Understanding the Neuroscience of Binge Drinking
At Columbia, researchers are taking a different tack in studying binge drinking in mice to learn why teenagers suffer the greatest consequences.
Binge drinking is never healthy, but the behavior brings the greatest risks for young adolescents. Adolescents who start drinking before age 15 are four times more likely to become adult alcoholics than those who start to drink as older teens. And those who binge drink are more likely to suffer from memory problems that persist into adulthood.
“The brains of young teens are at a stage of development that makes them more vulnerable to being switched on to alcohol addiction,” says Neil Harrison, PhD, professor of anesthesiology and pharmacology at Columbia University Vagelos College of Physicians and Surgeons (VP&S) who researches the effects of alcohol on the brain. “The question we’re asking is, can we find those switches in the adolescent binge drinker so that we can turn it off?”
Other researchers have looked at the neuroscience of binge drinking—by getting mice intoxicated through vapor inhalation or alcohol injection. Michael Salling, PhD, assistant professor of anesthesiology at VP&S, and his team are taking a different approach, allowing the mice to drink voluntarily.
“Shortcuts are useful in getting animals to drink, but these models don’t resemble how drinking develops in humans,” Harrison says. In Salling’s approach, mice are given access to alcohol every other day during a period in their development that’s equivalent to human adolescence. “Some of the mice drink avidly and some very little—which parallels the human experience.”
The consequences of binge drinking in adolescent mice are also similar to the effects in humans. As the mice become young adults, those that drank heavily in their youth adopt drinking patterns often seen in people.
“Often the mice will drink robustly as soon as the alcohol is provided,” says Salling. “This so-called front-loading behavior is frequently present in people who later develop an alcohol use disorder.”

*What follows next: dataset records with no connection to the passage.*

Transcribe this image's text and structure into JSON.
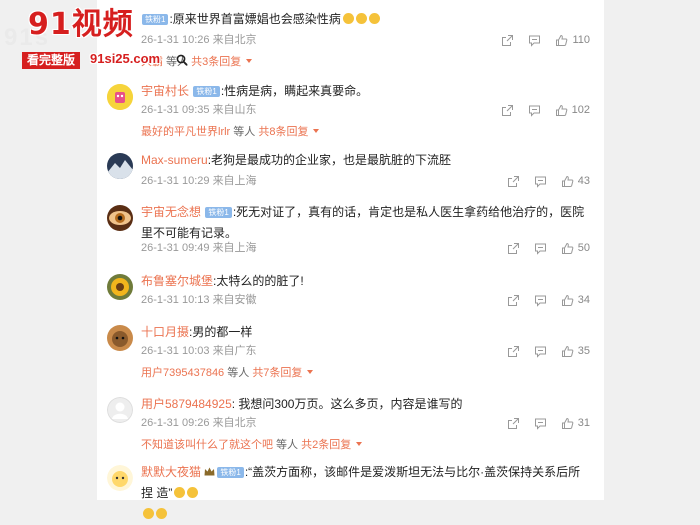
{
  "watermark": {
    "title": "91视频",
    "tag": "看完整版",
    "url": "91si25.com",
    "bg": "91s"
  },
  "comments": [
    {
      "name": "",
      "badge": "铁粉1",
      "text": ":原来世界首富嫖娼也会感染性病",
      "emojis": 3,
      "date": "26-1-31 10:26",
      "location": "来自北京",
      "shares": "",
      "comments": "",
      "likes": "110",
      "reply_user": "大霸",
      "reply_mid": " 等人 ",
      "reply_count": "共3条回复"
    },
    {
      "name": "宇宙村长",
      "badge": "铁粉1",
      "text": ":性病是病，瞒起来真要命。",
      "date": "26-1-31 09:35",
      "location": "来自山东",
      "likes": "102",
      "reply_user": "最好的平凡世界lrlr",
      "reply_mid": " 等人 ",
      "reply_count": "共8条回复"
    },
    {
      "name": "Max-sumeru",
      "text": ":老狗是最成功的企业家，也是最肮脏的下流胚",
      "date": "26-1-31 10:29",
      "location": "来自上海",
      "likes": "43"
    },
    {
      "name": "宇宙无念想",
      "badge": "铁粉1",
      "text": ":死无对证了，真有的话，肯定也是私人医生拿药给他治疗的，医院里不可能有记录。",
      "date": "26-1-31 09:49",
      "location": "来自上海",
      "likes": "50"
    },
    {
      "name": "布鲁塞尔城堡",
      "text": ":太特么的的脏了!",
      "date": "26-1-31 10:13",
      "location": "来自安徽",
      "likes": "34"
    },
    {
      "name": "十口月摄",
      "text": ":男的都一样",
      "date": "26-1-31 10:03",
      "location": "来自广东",
      "likes": "35",
      "reply_user": "用户7395437846",
      "reply_mid": " 等人 ",
      "reply_count": "共7条回复"
    },
    {
      "name": "用户5879484925",
      "text": ": 我想问300万页。这么多页，内容是谁写的",
      "date": "26-1-31 09:26",
      "location": "来自北京",
      "likes": "31",
      "reply_user": "不知道该叫什么了就这个吧",
      "reply_mid": " 等人 ",
      "reply_count": "共2条回复"
    },
    {
      "name": "默默大夜猫",
      "badge": "铁粉1",
      "text": ":“盖茨方面称，该邮件是爱泼斯坦无法与比尔·盖茨保持关系后所捏 造”"
    }
  ],
  "colors": {
    "accent": "#eb7350",
    "badge": "#8bb8ea",
    "watermark": "#d61f1f"
  }
}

And just like people, binge drinking mice also suffer memory problems, as shown in Harrison and Salling’s most recent study, published July 4 in the Journal of Neuroscience. The study is the first to show that voluntary alcohol consumption in adolescent mice leads to a deficit in very short-term memory known as “working memory”—and it’s giving the researchers a window into what binge drinking does to the teenage brain.
The most striking changes the researchers saw appeared in neurons within the mouse equivalent of the human prefrontal cortex (PFC), which is involved in planning actions by suppressing inappropriate responses and maintaining working memory and attention. The area does not completely mature in people until their 20s.
In the binge drinking mice, certain PFC neurons were less able to generate persistent activity, and these changes appear to impair working memory. This finding is consistent with imaging studies that show decreased resting activity in the PFC of alcoholics and binge drinkers.
“These findings may help explain why human adolescent binge drinkers have memory problems,” Salling says, “but they also suggest that there are ways to intervene.”
Harrison and Salling found that binge drinking altered neuron excitability by interfering with channels that allow ions to flow into the neurons.
“Targeting these channels may restore normal patterns of activity in the PFC and improve working memory,” says Harrison, who adds that neurobiological studies such as this are needed to develop new treatments for alcohol use disorders.
“Most adults with alcohol use disorders begin their excessive drinking as teenagers. If we hope to find ways to prevent or treat these disorders, it’s critical that we understand not only the social and environmental factors that contribute to early binge drinking but also the changes that occur in the brain that lead to alcohol addiction.”
The paper is titled “Alcohol consumption during adolescence in a mouse model of binge drinking alters the intrinsic excitability and function of the prefrontal cortex through a reduction in the hyperpolarization-activated cation current.” The other contributors are Mary Jane Skelly, Elizabeth Avegno, Samantha Regan, Tamara Zeric, and Elcoma Nichols (all at Columbia University Irving Medical Center).
The authors declare no financial or other conflicts of interest.